La communauté musulmane de Côte d'Ivoire est durement éprouvée, ces derniers temps. Sa décision de ne plus servir, à l'aveuglette, le parti au pouvoir lui vaut beaucoup de tracasseries. Désormais, les musulmans vivront divisés et serviront de cible à tous les autres groupes ethno-religieux. Qu'ont-ils fait ? Et que leur veut-on ? La réponse à toutes ces questions réside dans les événements qui ont secoué la région d'Agboville, le mois dernier.
Le vendredi 13 novembre a été un vendredi très sombre pour la communauté musulmane de Rubino, sous-préfecture d'Agboville. Les rancœurs qui couvaient depuis plusieurs semaines se sont transformées, coup sur coup, en haine, puis en règlement de compte. De quoi s'agit-il ? Amadou Diakité, d'origine malienne, aurait comme feu son père, été adopté par la communauté abbey. Cependant, l'homme s'est fait étiqueter comme un vil escroc redoutable. Craint par tous, il savait se servir de ses nombreuses relations, tant administratives que politiques.
En effet, cet homme était seul habilité à intervenir auprès des autorités pour n'importe quel problème concernant les musulmans dans la région. Redouté, il l'était également pour être propriétaire de deux pythons géants. D'où son surnom de "l'homme aux serpents". Hélas, avec le multipartisme, les activités de l'escroc et sa réputation n'effraieront plus personne. Pour une éventuelle réhabilitation de son autorité, Amadou Diakité sollicitera les services d'un puissant marabout, venu tout droit de son Mali natal. Celui-ci aura pour mission de supprimer la vie à tous ses adversaires présumés. Le député-maire Athé germain Raoul aurait été sa première victime.

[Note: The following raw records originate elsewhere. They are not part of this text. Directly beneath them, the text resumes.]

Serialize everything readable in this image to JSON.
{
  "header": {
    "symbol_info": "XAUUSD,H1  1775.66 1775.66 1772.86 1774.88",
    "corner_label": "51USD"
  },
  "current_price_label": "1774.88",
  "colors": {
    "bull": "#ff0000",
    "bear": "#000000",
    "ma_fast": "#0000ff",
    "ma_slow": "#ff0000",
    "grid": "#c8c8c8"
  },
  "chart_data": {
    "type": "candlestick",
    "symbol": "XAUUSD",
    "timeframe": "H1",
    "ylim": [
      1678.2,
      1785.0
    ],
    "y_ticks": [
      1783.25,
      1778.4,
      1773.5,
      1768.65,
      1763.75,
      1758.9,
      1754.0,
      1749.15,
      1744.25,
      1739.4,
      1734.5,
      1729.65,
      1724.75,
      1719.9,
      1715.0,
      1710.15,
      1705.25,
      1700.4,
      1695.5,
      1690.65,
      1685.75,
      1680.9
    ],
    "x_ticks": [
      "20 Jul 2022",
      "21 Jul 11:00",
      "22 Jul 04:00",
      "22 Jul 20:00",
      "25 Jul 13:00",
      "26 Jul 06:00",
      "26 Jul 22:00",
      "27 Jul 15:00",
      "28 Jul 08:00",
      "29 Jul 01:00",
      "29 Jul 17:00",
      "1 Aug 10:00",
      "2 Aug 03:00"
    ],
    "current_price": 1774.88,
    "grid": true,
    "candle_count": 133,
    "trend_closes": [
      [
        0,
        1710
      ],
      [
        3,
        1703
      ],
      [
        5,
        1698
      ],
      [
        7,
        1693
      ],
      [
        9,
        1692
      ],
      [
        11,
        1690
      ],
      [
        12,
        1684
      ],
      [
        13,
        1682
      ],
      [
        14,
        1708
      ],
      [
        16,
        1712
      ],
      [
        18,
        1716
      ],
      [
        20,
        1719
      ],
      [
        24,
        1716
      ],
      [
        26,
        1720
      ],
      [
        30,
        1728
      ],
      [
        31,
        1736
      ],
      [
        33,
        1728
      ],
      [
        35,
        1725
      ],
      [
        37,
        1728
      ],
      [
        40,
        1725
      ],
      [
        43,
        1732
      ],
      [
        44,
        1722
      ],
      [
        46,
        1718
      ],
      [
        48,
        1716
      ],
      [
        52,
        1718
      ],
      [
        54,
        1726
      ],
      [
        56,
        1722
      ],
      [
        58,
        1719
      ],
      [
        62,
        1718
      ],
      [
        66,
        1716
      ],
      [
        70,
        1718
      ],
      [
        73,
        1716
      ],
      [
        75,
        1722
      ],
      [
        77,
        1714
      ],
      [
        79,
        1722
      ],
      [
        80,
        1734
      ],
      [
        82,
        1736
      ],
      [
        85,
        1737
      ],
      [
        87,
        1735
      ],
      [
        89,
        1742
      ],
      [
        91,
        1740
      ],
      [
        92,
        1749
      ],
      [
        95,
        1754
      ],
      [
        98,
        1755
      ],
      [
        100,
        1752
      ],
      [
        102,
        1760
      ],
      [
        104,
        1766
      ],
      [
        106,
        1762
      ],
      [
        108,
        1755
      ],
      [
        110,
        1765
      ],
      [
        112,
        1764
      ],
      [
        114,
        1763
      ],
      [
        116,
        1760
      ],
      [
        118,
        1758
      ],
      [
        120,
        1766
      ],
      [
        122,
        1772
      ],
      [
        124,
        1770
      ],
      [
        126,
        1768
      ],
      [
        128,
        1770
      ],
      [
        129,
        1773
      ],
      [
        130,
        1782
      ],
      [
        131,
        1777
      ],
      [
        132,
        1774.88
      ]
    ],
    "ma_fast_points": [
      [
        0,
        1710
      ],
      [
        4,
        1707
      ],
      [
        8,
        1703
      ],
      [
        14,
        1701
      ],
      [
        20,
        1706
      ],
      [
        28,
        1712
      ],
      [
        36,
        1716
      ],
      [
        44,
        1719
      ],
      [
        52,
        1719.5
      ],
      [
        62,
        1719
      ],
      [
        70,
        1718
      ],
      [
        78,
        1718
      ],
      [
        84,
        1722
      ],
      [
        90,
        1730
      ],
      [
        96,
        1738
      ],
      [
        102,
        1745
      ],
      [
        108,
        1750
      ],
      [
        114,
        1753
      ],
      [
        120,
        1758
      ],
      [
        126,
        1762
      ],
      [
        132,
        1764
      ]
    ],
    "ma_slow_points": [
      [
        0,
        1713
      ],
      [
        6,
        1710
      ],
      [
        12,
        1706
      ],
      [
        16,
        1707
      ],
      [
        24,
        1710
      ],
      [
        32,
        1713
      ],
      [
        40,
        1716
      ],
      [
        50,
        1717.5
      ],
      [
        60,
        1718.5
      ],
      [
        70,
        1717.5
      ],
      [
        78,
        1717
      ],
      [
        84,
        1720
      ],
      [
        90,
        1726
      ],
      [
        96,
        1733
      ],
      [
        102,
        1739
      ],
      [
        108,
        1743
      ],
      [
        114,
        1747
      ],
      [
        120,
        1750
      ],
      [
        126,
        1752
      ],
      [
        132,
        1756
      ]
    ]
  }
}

L'imam El Hadj Bah connaîtra également une mort brutale, au moment de ses ablutions. Le président du comité malien, Abdoulaye Cissé, va mourir tout aussi mystérieusement. Ces crimes sur commande, dont Amadou Diakité se vantera, n'ébranleront pas la population. Une nouvelle liste sera constituée. Sur cette dernière, figurent les noms de personnages importants : Athin Ora (colonel), Diomandé Dro (sous-préfet de Rubino) ainsi que plusieurs autres dignitaires de la région, y compris le préfet. L'ingrat, comme on le surnomme également, sera trahi par sa mauvaise foi. Débiteur du marabout-tanneur, il fera la promesse d'un remboursement intégral de son dû, une fois à Rubino. En plus, il lui empruntera 75 000 F CFA et son épouse à 170 000. À Rubino, dans l'incapacité d'honorer ses engagements, Amadou Diakité renverra bruyamment son marabout devenu subitement très exigeant. Devant une telle attitude, le marabout s'en ira informer le sous-préfet, M. Dro Diomandé, des forfaits précédents. La communauté villageoise informée réagira automatiquement. Amadou aurait reconnu publiquement son forfait. Son habitation et ses biens seront saccagés. Ses serpents abattus. Il ne lui restait qu'à fuir, avec la complicité d'un ressortissant nigérian répondant au nom de Mousandé. Ce dernier, reconnu également comme malfrat, subira les effets de son acte : deux voitures brûlées, ainsi que deux mobylettes. Le bâtiment abritant sa famille a été entièrement saccagé et incendié. Sa famille et lui n'ont dû leur salut qu'en fuyant la ville pour trouver refuge à Agboville à 25 km plus loin. L'ardeur vengeresse des villageois a été calmée par le ministre de l'Intérieur M. Emile Constant Bombey. Celui-ci promit de ramener à Rubino Amadou Diakité et ses comparses en vue de répondre de leurs actes criminels.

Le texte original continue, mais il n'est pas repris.